Even in letting Loki and Sylvie decide the fate of the multiverse, he manipulates the outcome all the same. Loki director Kate Herron has cited David Fincher’s Se7en as a source of inspiration for Kang, and the comparisons between him and Kevin Spacey’s John Doe are obvious in the way each pushes others to kill them in order to complete a sinister plot. “Sylvie! You think you can trust this guy?” Kang asks before she and Loki even turn on each other. “Do you think you’re even capable of trusting anyone at all?”

Despite not knowing the outcome of his meeting with Sylvie and Loki, Kang helps guide them to his demise without really indicating his preference one way or the other. He displays the ambivalence of a man who has no fear of death after living countless lifetimes. “What’s the worst that can happen?” Kang asks. “You either take over and my life’s work continues, or you plunge a blade into my chest and an infinite amount of me start another multiversal war, and I just end up right back here anyways. Reincarnation, baby.” And though Kang gives Loki and Sylvie the chance to take his seat as the keeper of the multiverse, he knows who they are, and he knows what they’ll ultimately decide to do. He says that he wants to keep his dangerous variants at bay—that he’s a benign villain—but at least some part of him must want them to be unleashed.
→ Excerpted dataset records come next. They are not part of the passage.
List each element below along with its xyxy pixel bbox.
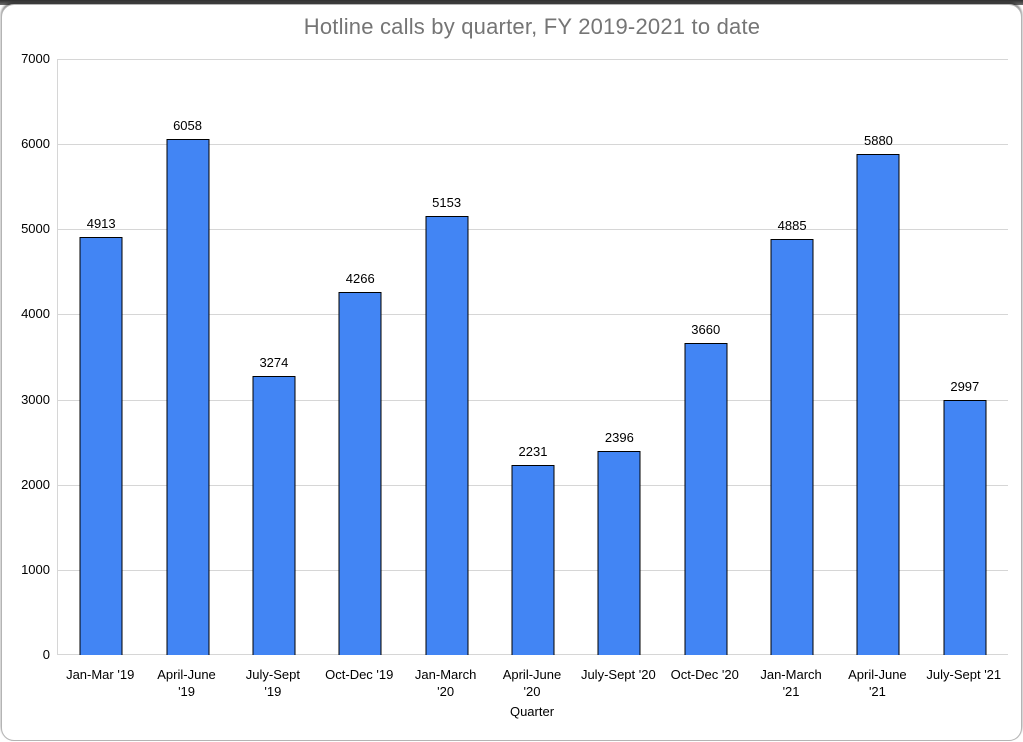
bar-slot: 2231 [490, 59, 576, 655]
bar-slot: 5880 [835, 59, 921, 655]
bar-slot: 5153 [403, 59, 489, 655]
y-axis: 0 1000 2000 3000 4000 5000 6000 7000 [0, 51, 50, 662]
bar-value-label: 4913 [86, 215, 116, 231]
bar [511, 465, 555, 655]
x-axis-tick-line: '19 [178, 684, 196, 699]
bar [770, 239, 814, 655]
x-axis-tick-label: April-June '19 [143, 666, 229, 700]
bar-value-label: 6058 [173, 118, 202, 134]
bar [943, 399, 987, 655]
bar-slot: 4913 [58, 59, 144, 655]
bar-slot: 2997 [922, 59, 1008, 655]
x-axis-tick-line: Oct-Dec '19 [325, 667, 394, 682]
x-axis-tick-line: July-Sept [245, 667, 300, 682]
bar-slot: 2396 [576, 59, 662, 655]
bar-slot: 4885 [749, 59, 835, 655]
x-axis-title: Quarter [509, 704, 555, 719]
x-axis-tick-line: '21 [868, 684, 886, 699]
y-axis-tick-label: 2000 [21, 476, 50, 492]
x-axis-tick-line: Oct-Dec '20 [670, 667, 739, 682]
x-axis-tick-label: April-June '20 [489, 666, 575, 700]
x-axis-tick-line: Jan-March [760, 667, 822, 682]
y-axis-tick-label: 5000 [21, 221, 50, 237]
bar [684, 343, 728, 655]
screenshot-top-shadow [0, 0, 1023, 5]
y-axis-tick-label: 0 [42, 647, 50, 662]
y-axis-tick-label: 3000 [21, 391, 50, 407]
gridline [58, 399, 1008, 401]
gridline [58, 59, 1008, 60]
bar-value-label: 2997 [950, 378, 980, 394]
x-axis-tick-label: Jan-March '20 [402, 666, 488, 700]
x-axis-tick-line: April-June [502, 667, 562, 682]
plot-area: 4913 6058 3274 4266 5153 2231 2396 3660 4885 5880… [57, 59, 1008, 655]
bar [597, 451, 641, 655]
bar-slot: 3274 [231, 59, 317, 655]
x-axis-tick-line: '20 [437, 684, 455, 699]
bar-value-label: 4885 [777, 218, 807, 234]
x-axis-tick-line: '21 [782, 684, 800, 699]
x-axis-tick-label: Oct-Dec '20 [662, 666, 748, 700]
bar-value-label: 3660 [691, 322, 721, 338]
x-axis-tick-line: Jan-March [414, 667, 477, 682]
x-axis-tick-label: July-Sept '20 [575, 666, 661, 700]
y-axis-tick-label: 6000 [21, 136, 50, 152]
bar [856, 154, 900, 655]
bar [338, 291, 382, 655]
chart-title: Hotline calls by quarter, FY 2019-2021 t… [303, 14, 761, 39]
bar-slot: 4266 [317, 59, 403, 655]
bar-value-label: 4266 [345, 270, 375, 286]
bar-value-label: 5880 [863, 133, 893, 149]
x-axis-tick-line: '19 [264, 684, 282, 699]
x-axis-tick-label: April-June '21 [834, 666, 920, 700]
x-axis-tick-line: July-Sept '20 [580, 667, 656, 682]
x-axis-tick-label: Jan-Mar '19 [57, 666, 143, 700]
x-axis-tick-line: April-June [848, 667, 907, 682]
x-axis-tick-line: '20 [523, 684, 541, 699]
x-axis-tick-line: July-Sept '21 [926, 667, 1002, 682]
x-axis-tick-label: July-Sept '21 [921, 666, 1007, 700]
bar-value-label: 2231 [518, 444, 548, 460]
gridline [58, 229, 1008, 231]
bar [79, 236, 123, 655]
bar-slot: 3660 [663, 59, 749, 655]
y-axis-tick-label: 1000 [21, 561, 50, 577]
gridline [58, 144, 1008, 146]
x-axis-tick-label: Jan-March '21 [748, 666, 834, 700]
y-axis-tick-label: 4000 [21, 306, 50, 322]
x-axis-tick-label: Oct-Dec '19 [316, 666, 402, 700]
bar-value-label: 2396 [604, 430, 634, 445]
x-axis: Jan-Mar '19 April-June '19 July-Sept '19 Oct-… [57, 666, 1007, 700]
bar-slot: 6058 [144, 59, 230, 655]
bar [166, 139, 210, 655]
bar-value-label: 3274 [259, 355, 289, 371]
bar-value-label: 5153 [432, 195, 462, 211]
x-axis-tick-line: April-June [157, 667, 216, 682]
x-axis-tick-line: Jan-Mar '19 [66, 667, 135, 682]
bar [425, 216, 469, 655]
x-axis-tick-label: July-Sept '19 [230, 666, 316, 700]
bar [252, 376, 296, 655]
y-axis-tick-label: 7000 [21, 51, 50, 66]
gridline [58, 314, 1008, 316]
When Sylvie finally stabs Kang, he dies with a smile and a wink, knowing that he’ll inevitably find himself back in the same place eventually. But just as Loki feared and as He Who Remains foretold, Sylvie has unleashed an even greater threat—a multiverse of Kangs now free to try to conquer other realities.

Season 2 and the Future of the MCU

Out of the three MCU TV shows to hit Disney+ to date, Loki is the first series not to end its first season with its hero riding off into the sunset, their story neatly wrapped up. Separating Loki from its streaming predecessors even further still, it’s also the first show to leave no doubt about its future; in the finale’s brief post-credits scene, a stamp leaves a definitive message for the audience: “Loki will return in Season 2.”

But beyond this glorious news remains the fact that Loki just completely shook up the rest of the MCU. As head writer Michael Waldron recently told, the Loki team was well aware that the series would play a larger narrative role. “We knew that we wanted this show to be huge, and we wanted it to really end with a bang and have a huge impact on the MCU moving forward,” Waldron said. “Knowing that Kang was probably going to be the next big cross-movie villain, and because he is a time-traveling, multiversal adversary, it just always made so much sense. I came up with that big multiversal war mythology and pitched it out in the room one day to our producers. And they said, ‘Yeah, let’s go for it.’ We knew we were going to end up meeting the man behind the curtain. And then it was just on us to make sure that that meeting really delivered.”

In addition to Kang’s likely return for Loki’s second season, where Ravonna Renslayer will surely cross paths with him, Majors is already set to reprise his role as the main villain in 2023’s Ant-Man and the Wasp: Quantumania. But the destruction of the Sacred Timeline also paves the way for other films and TV shows to dive into this strange new terrority of the multiverse as well. Without any clear division between timelines and realities any more, it now makes sense how Tom Holland’s Peter Parker will cross paths with Tobey Maguire and Andrew Garfield’s Spider-Man variants in the upcoming Spider-Man: No Way Home (assuming that the rumors are true). And in addition to the Scarlet Witch realizing her own reality-bending potential, the Sorcerer Supreme has his work cut out for him in Doctor Strange in the Multiverse of Madness.

Not to be buried beneath Kang’s entrance is the confirmation that Tom Hiddleston’s Loki will live on in the MCU, as the God of Mischief simply cannot be killed. Beyond Loki’s unfinished business with Kang, the newly conquered TVA, and his beloved Sylvie, Hiddleston is also reportedly set to return in Doctor Strange 2, with the multiversal war already started. With more time to spend in the strange, wonderful world (er, multiverse) that Loki built across its first six episodes, Hiddleston will have the chance to continue to shine in the spotlight. Hopefully, Loki will reunite with Kid Loki and Alligator Loki somewhere along the way.